Breton, c’est une écriture à part, faite souvent de tournures compliquées, à la limite du compréhensible parfois, mais on n’est pas là pour lire facilement, il faut se laisser happer par cette langue torturée dans les moments où il plonge dans l’enfer vert et les fleuves noirs, par ces moments où la proximité avec les Papous le rend fou, fou de colère de ne pas pouvoir se fondre en eux, fou de rage et de plaisir lorsqu’il se fait dévorer la peau par les insectes au point de vouloir excaver les plaies avec son canif, fou de beauté dans un monde où le soleil ne pénètre presque jamais. C’est aussi une langue qui évite les négations souvent, qui est une écriture du oui, de l’ouverture totale, des sensations plus que du voyage, des émotions surtout.
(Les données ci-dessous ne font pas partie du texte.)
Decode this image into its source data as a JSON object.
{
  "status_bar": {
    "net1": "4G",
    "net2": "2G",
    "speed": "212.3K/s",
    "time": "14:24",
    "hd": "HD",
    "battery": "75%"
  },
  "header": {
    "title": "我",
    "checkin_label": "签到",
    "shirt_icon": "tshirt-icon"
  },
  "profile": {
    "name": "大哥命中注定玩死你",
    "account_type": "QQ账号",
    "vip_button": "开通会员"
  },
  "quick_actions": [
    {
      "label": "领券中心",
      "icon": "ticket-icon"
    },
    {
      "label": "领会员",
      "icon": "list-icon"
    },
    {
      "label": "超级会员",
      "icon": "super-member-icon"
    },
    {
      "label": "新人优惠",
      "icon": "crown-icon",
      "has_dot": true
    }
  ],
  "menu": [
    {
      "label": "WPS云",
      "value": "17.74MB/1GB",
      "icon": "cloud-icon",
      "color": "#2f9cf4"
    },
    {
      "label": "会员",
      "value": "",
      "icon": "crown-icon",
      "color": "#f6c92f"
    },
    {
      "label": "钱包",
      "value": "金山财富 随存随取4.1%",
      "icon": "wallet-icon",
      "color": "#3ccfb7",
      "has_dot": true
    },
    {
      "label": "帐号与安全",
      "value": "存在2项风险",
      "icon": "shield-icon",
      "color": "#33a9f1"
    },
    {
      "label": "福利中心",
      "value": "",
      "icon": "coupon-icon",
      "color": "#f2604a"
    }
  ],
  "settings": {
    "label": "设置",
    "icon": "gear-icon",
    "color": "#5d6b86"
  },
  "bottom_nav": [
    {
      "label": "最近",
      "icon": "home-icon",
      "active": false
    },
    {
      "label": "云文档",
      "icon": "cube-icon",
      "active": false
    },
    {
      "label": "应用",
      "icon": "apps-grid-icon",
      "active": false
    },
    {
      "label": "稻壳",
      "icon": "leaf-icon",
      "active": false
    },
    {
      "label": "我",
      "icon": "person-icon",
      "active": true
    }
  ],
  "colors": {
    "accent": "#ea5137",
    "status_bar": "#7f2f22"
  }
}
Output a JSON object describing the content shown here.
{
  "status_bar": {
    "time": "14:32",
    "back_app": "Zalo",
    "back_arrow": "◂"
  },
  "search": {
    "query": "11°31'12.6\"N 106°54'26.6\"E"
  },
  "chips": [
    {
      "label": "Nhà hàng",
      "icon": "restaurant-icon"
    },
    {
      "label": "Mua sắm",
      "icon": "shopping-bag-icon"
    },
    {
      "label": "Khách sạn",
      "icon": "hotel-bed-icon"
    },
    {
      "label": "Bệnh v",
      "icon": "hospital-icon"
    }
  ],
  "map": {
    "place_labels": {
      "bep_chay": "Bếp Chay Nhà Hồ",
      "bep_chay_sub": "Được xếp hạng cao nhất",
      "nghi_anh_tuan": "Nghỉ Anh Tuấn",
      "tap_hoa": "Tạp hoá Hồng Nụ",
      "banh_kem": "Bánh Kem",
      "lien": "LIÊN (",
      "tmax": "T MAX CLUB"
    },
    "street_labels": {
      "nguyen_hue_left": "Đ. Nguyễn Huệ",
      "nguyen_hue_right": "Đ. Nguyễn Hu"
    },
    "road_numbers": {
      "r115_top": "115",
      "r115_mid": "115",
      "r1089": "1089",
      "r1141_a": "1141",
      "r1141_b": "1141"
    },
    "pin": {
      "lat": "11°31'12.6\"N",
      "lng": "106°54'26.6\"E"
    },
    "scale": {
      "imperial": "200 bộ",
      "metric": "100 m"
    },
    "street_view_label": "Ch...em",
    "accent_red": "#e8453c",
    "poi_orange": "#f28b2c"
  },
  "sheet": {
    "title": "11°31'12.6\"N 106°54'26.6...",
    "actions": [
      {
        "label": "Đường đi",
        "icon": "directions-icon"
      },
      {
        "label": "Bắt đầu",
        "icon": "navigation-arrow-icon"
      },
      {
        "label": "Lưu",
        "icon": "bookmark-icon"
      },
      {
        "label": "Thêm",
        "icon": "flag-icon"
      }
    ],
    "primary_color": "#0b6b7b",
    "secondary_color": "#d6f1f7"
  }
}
Les plus belles pages sont consacrées à cette présence au monde dans la cœur de la folie de la forêt, des hommes à la peau de charbon, nus, simplement vêtus de leur étui pénien, qui refusent les cadeaux s’ils ne leur plaisent pas… Ces fleuves immobiles sont une plongée dans les tréfonds de l’âme humaine, dans ce qu’elle a de dérangeant et de subversif, une lecture que quelques extraits ne suffiraient pas à dévoiler…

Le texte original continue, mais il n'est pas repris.